Lodi News-Sentinel

No: Many Democrats, including women voters, simply chose others

- MICHAEL GRAHAM Michael Graham is political editor at InsideSour­ces.com.

The Super Tuesday election results for Elizabeth Warren were devastatin­g: Just 15% average support across the 14 states, narrowly edging out Mike Bloomberg.

In her home state of Massachuse­tts, she finished third, 10 points behind Joe Biden.

And as disappoint­ing as those numbers are, they’re an improvemen­t over her performanc­e in New Hampshire, where she finished fourth with just 10% support.

Sound bad? It’s actually worse. Those are Warren’s numbers just among women.

While many Warren supporters are certain the Massachuse­tts senator was the victim of sexism, others note that the liberal women in her own party chose other candidates over her — and not always men. In New Hampshire, for example, women with a college degree chose Minnesota Sen. Amy Klobuchar over Warren 29% to 12%.

Gender bias? Yes, insist some progressiv­es.

“We live in a deeply sexist culture, and that misogyny is broadcast and reinforced through every cultural vector available,” wrote Elie Mystal in The Nation under the headline “Sexism Sank Elizabeth Warren.”

"I do think there’s a certain element of misogyny that is there,” Speaker Nancy Pelosi said after Warren dropped out.

“The American President, for the Foreseeabl­e Future, Will Be a Man,” was the headline in the liberal Atlantic magazine. “That’s it. That’s the story.”

But is Warren’s gender really “the story"? Did it cause the collapse of a campaign that was atop the polls just weeks before the first primary — one that drew 20,000 to a rally at Washington Square Park in New York? Would candidate

Edward Warren, a man with the same message and strategy, have succeeded where Warren failed?

“Call me a gender-traitor, but I think that maybe the reason Elizabeth Warren didn’t win the Democratic nomination is simply that Democratic voters had good reason to prefer someone else,” wrote Megan McArdle in the Washington Post, who adds: “Though women undoubtedl­y suffer discrimina­tion for their gender, they also get some benefits, particular­ly in a Democratic primary.

“It’s hard to reconcile the notion that Warren’s sex was an issue among the same Democratic primary voters who made Hillary Clinton their nominee just four years ago. Are the voters of liberal enclaves like Massachuse­tts and New Hampshire really uncomforta­ble with female candidates?

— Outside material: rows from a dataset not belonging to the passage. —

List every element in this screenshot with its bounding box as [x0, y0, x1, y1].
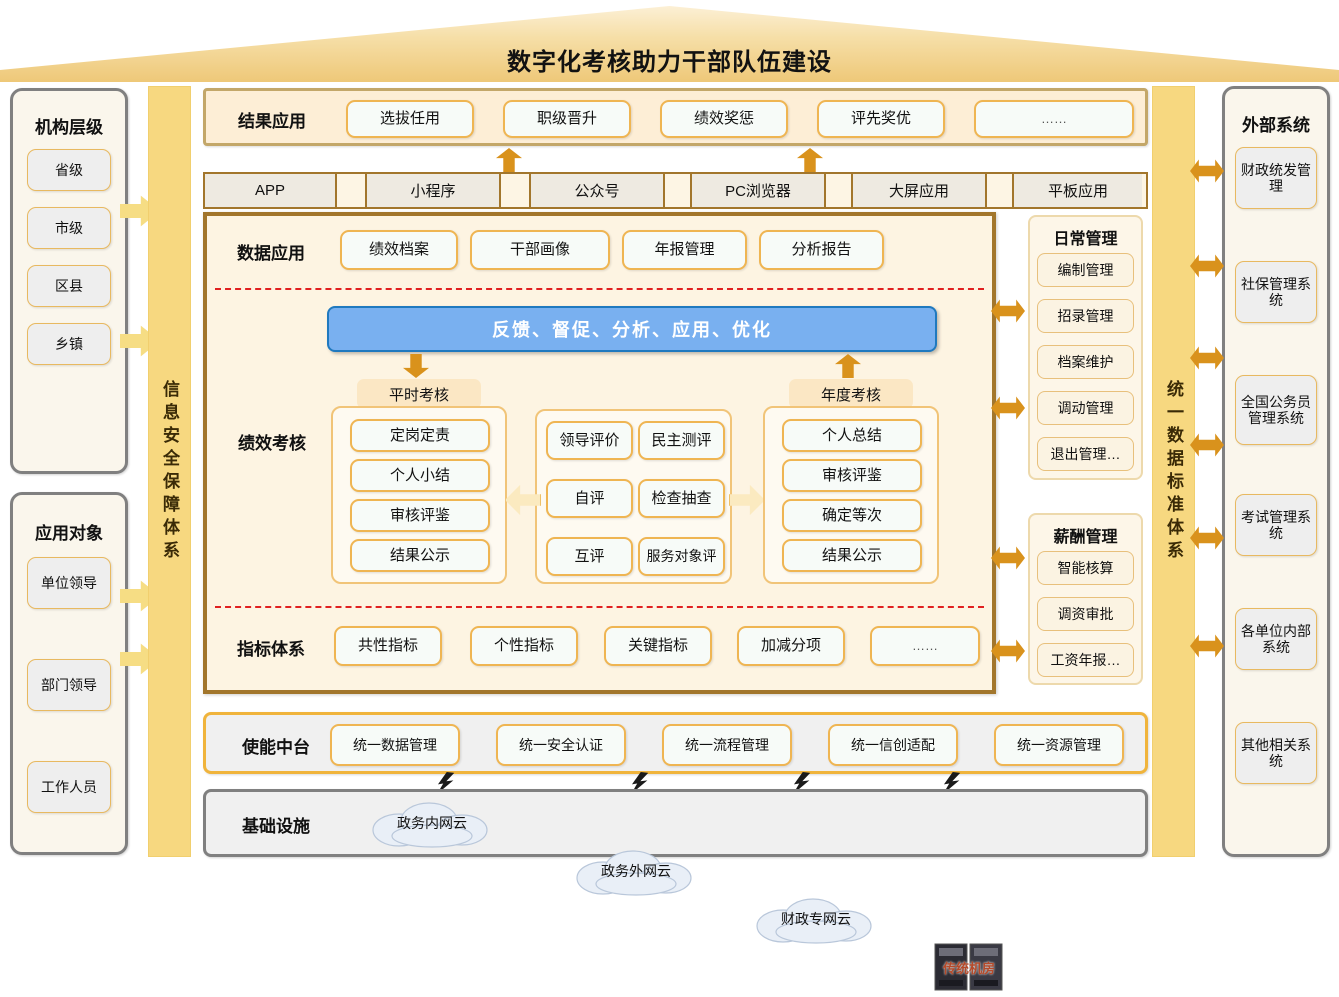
results-application-row: 结果应用 选拔任用 职级晋升 绩效奖惩 评先奖优 …… — [203, 88, 1148, 146]
method-item[interactable]: 民主测评 — [638, 421, 725, 460]
daily-management-item[interactable]: 档案维护 — [1037, 345, 1134, 379]
indicator-item[interactable]: 个性指标 — [470, 626, 578, 666]
external-system-item[interactable]: 其他相关系统 — [1235, 722, 1317, 784]
app-target-item[interactable]: 工作人员 — [27, 761, 111, 813]
routine-item[interactable]: 个人小结 — [350, 459, 490, 492]
sync-arrow-icon — [1190, 253, 1224, 279]
daily-management-item[interactable]: 调动管理 — [1037, 391, 1134, 425]
channel-gap — [987, 174, 1014, 207]
annual-item[interactable]: 确定等次 — [782, 499, 922, 532]
routine-item[interactable]: 定岗定责 — [350, 419, 490, 452]
data-application-item[interactable]: 绩效档案 — [340, 230, 458, 270]
indicator-item[interactable]: 关键指标 — [604, 626, 712, 666]
sync-arrow-icon — [991, 545, 1025, 571]
org-level-item[interactable]: 乡镇 — [27, 323, 111, 365]
feedback-loop-bar: 反馈、督促、分析、应用、优化 — [327, 306, 937, 352]
sync-arrow-icon — [1190, 525, 1224, 551]
server-label: 传统机房 — [933, 958, 1005, 977]
channel-item[interactable]: 大屏应用 — [853, 174, 987, 207]
org-levels-title: 机构层级 — [13, 113, 125, 138]
server-rack-icon: 传统机房 — [933, 942, 1005, 992]
channel-gap — [826, 174, 853, 207]
sync-arrow-icon — [991, 298, 1025, 324]
channel-item[interactable]: PC浏览器 — [692, 174, 826, 207]
app-target-item[interactable]: 部门领导 — [27, 659, 111, 711]
channel-item[interactable]: 平板应用 — [1014, 174, 1142, 207]
channel-bar: APP 小程序 公众号 PC浏览器 大屏应用 平板应用 — [203, 172, 1148, 209]
salary-management-item[interactable]: 工资年报… — [1037, 643, 1134, 677]
sync-arrow-icon — [991, 395, 1025, 421]
security-band-label: 信息安全保障体系 — [157, 380, 182, 564]
security-band: 信息安全保障体系 — [148, 86, 191, 857]
results-item[interactable]: 职级晋升 — [503, 100, 631, 138]
daily-management-panel: 日常管理 编制管理 招录管理 档案维护 调动管理 退出管理… — [1028, 215, 1143, 480]
enable-platform-item[interactable]: 统一信创适配 — [828, 724, 958, 766]
app-target-item[interactable]: 单位领导 — [27, 557, 111, 609]
org-level-item[interactable]: 市级 — [27, 207, 111, 249]
app-targets-panel: 应用对象 单位领导 部门领导 工作人员 — [10, 492, 128, 855]
page-title: 数字化考核助力干部队伍建设 — [0, 42, 1339, 77]
annual-assessment-tab: 年度考核 — [789, 379, 913, 409]
cloud-icon: 政务内网云 — [367, 800, 497, 848]
method-item[interactable]: 领导评价 — [546, 421, 633, 460]
cloud-icon: 财政专网云 — [751, 896, 881, 944]
enable-platform-item[interactable]: 统一流程管理 — [662, 724, 792, 766]
salary-management-item[interactable]: 智能核算 — [1037, 551, 1134, 585]
up-arrow-icon — [797, 148, 823, 172]
enable-platform-label: 使能中台 — [224, 729, 328, 761]
results-item[interactable]: …… — [974, 100, 1134, 138]
org-level-item[interactable]: 省级 — [27, 149, 111, 191]
org-level-item[interactable]: 区县 — [27, 265, 111, 307]
cloud-label: 政务内网云 — [367, 813, 497, 833]
results-item[interactable]: 评先奖优 — [817, 100, 945, 138]
right-arrow-icon — [729, 482, 763, 516]
channel-item[interactable]: APP — [205, 174, 337, 207]
data-standard-band-label: 统一数据标准体系 — [1161, 380, 1186, 564]
sync-arrow-icon — [1190, 432, 1224, 458]
infrastructure-row: 基础设施 政务内网云 政务外网云 — [203, 789, 1148, 857]
external-system-item[interactable]: 全国公务员管理系统 — [1235, 375, 1317, 445]
channel-item[interactable]: 小程序 — [367, 174, 501, 207]
section-divider — [215, 606, 984, 608]
external-system-item[interactable]: 考试管理系统 — [1235, 494, 1317, 556]
performance-assessment-label: 绩效考核 — [217, 424, 327, 458]
roof-banner: 数字化考核助力干部队伍建设 — [0, 0, 1339, 82]
org-levels-panel: 机构层级 省级 市级 区县 乡镇 — [10, 88, 128, 474]
routine-item[interactable]: 审核评鉴 — [350, 499, 490, 532]
salary-management-title: 薪酬管理 — [1030, 523, 1141, 547]
sync-arrow-icon — [1190, 633, 1224, 659]
daily-management-title: 日常管理 — [1030, 225, 1141, 249]
data-application-item[interactable]: 年报管理 — [622, 230, 747, 270]
results-application-label: 结果应用 — [220, 101, 324, 137]
daily-management-item[interactable]: 退出管理… — [1037, 437, 1134, 471]
assessment-methods-group: 领导评价 民主测评 自评 检查抽查 互评 服务对象评 — [535, 409, 732, 584]
channel-item[interactable]: 公众号 — [531, 174, 665, 207]
channel-gap — [665, 174, 692, 207]
annual-item[interactable]: 个人总结 — [782, 419, 922, 452]
section-divider — [215, 288, 984, 290]
external-systems-title: 外部系统 — [1225, 111, 1327, 136]
salary-management-panel: 薪酬管理 智能核算 调资审批 工资年报… — [1028, 513, 1143, 685]
results-item[interactable]: 选拔任用 — [346, 100, 474, 138]
salary-management-item[interactable]: 调资审批 — [1037, 597, 1134, 631]
data-application-item[interactable]: 分析报告 — [759, 230, 884, 270]
channel-gap — [501, 174, 531, 207]
sync-arrow-icon — [991, 638, 1025, 664]
external-system-item[interactable]: 各单位内部系统 — [1235, 608, 1317, 670]
method-item[interactable]: 服务对象评 — [638, 537, 725, 576]
method-item[interactable]: 互评 — [546, 537, 633, 576]
left-arrow-icon — [505, 482, 539, 516]
results-item[interactable]: 绩效奖惩 — [660, 100, 788, 138]
routine-assessment-tab: 平时考核 — [357, 379, 481, 409]
indicator-item[interactable]: 加减分项 — [737, 626, 845, 666]
enable-platform-item[interactable]: 统一数据管理 — [330, 724, 460, 766]
channel-gap — [337, 174, 367, 207]
sync-arrow-icon — [1190, 345, 1224, 371]
routine-item[interactable]: 结果公示 — [350, 539, 490, 572]
routine-assessment-group: 定岗定责 个人小结 审核评鉴 结果公示 — [331, 406, 507, 584]
cloud-icon: 政务外网云 — [571, 848, 701, 896]
data-standard-band: 统一数据标准体系 — [1152, 86, 1195, 857]
cloud-label: 财政专网云 — [751, 909, 881, 929]
external-system-item[interactable]: 财政统发管理 — [1235, 147, 1317, 209]
data-application-label: 数据应用 — [219, 234, 323, 268]
external-systems-panel: 外部系统 财政统发管理 社保管理系统 全国公务员管理系统 考试管理系统 各单位内… — [1222, 86, 1330, 857]
infrastructure-label: 基础设施 — [224, 808, 328, 840]
enable-platform-item[interactable]: 统一安全认证 — [496, 724, 626, 766]
annual-item[interactable]: 审核评鉴 — [782, 459, 922, 492]
enable-platform-row: 使能中台 统一数据管理 统一安全认证 统一流程管理 统一信创适配 统一资源管理 — [203, 712, 1148, 774]
indicator-item[interactable]: …… — [870, 626, 980, 666]
annual-item[interactable]: 结果公示 — [782, 539, 922, 572]
sync-arrow-icon — [1190, 158, 1224, 184]
method-item[interactable]: 检查抽查 — [638, 479, 725, 518]
daily-management-item[interactable]: 招录管理 — [1037, 299, 1134, 333]
indicators-label: 指标体系 — [219, 629, 323, 665]
enable-platform-item[interactable]: 统一资源管理 — [994, 724, 1124, 766]
method-item[interactable]: 自评 — [546, 479, 633, 518]
annual-assessment-group: 个人总结 审核评鉴 确定等次 结果公示 — [763, 406, 939, 584]
indicator-item[interactable]: 共性指标 — [334, 626, 442, 666]
data-application-item[interactable]: 干部画像 — [470, 230, 610, 270]
up-arrow-icon — [496, 148, 522, 172]
external-system-item[interactable]: 社保管理系统 — [1235, 261, 1317, 323]
daily-management-item[interactable]: 编制管理 — [1037, 253, 1134, 287]
cloud-label: 政务外网云 — [571, 861, 701, 881]
down-arrow-icon — [403, 354, 429, 378]
up-arrow-icon — [835, 354, 861, 378]
app-targets-title: 应用对象 — [13, 519, 125, 544]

New Hampshire is a particular­ly problemati­c example. Not only did Granite State Democrats pick Clinton over Barack Obama in 2008, but the state elected Democratic women governors for 10 consecutiv­e years and had an all-woman congressio­nal delegation until 2016. That’s when Rep. Carol Shea-Porter retired and was replaced by Chris Pappas — an openly gay man.

Still, some see sexism as the primary culprit and argue that while voters may support women candidates in general, the White House is still one step too far.

“It’s about the presidency,” said Teri Finneman, assistant professor of journalism at the University of Kansas and an expert in women in politics. “I think we continue to have an issue with sexism in this country, one we hoped had been overcome in the last election but still exists.”

Democratic consultant Lynda Tran at 270 Strategies agrees. “Women candidates face scrutiny over every last detail of what they present to the world at a scale and depth not similarly forced upon male candidates,” she said. “All of that bias finds its way into media coverage, media narrative, and even into the way that individual­s treat women candidates because it has been socialized into our daily lives.”

The counterarg­ument is that social science finds partisansh­ip is far more important than sex in the minds of most Americans. “Today, the party divide is much wider than any demographi­c difference,” according to a recent Pew Research study.

That’s one reason Hillary Clinton won 3 million more votes than Donald Trump in 2016, and why the GOP talk-radio base — often accused of being anti-woman by critics — were wildly enthusiast­ic about Gov. Sarah Palin as a vice presidenti­al pick in 2008.

But perhaps the most powerful argument against the sexism argument is Warren herself. Sexism didn’t prevent her from winning her party’s primary to become the U.S. Senate nominee in 2012, and it didn’t prevent her from repeatedly topping the polls in the lead up to 2020.

At the same time, Warren was one of the worstperfo­rming incumbents in the 2018 election cycle and couldn’t win a single New England state as a presidenti­al candidate. Her poor performanc­e among voters who know her best could be an indication that Warren’s problem isn’t being a woman but rather being Liz Warren.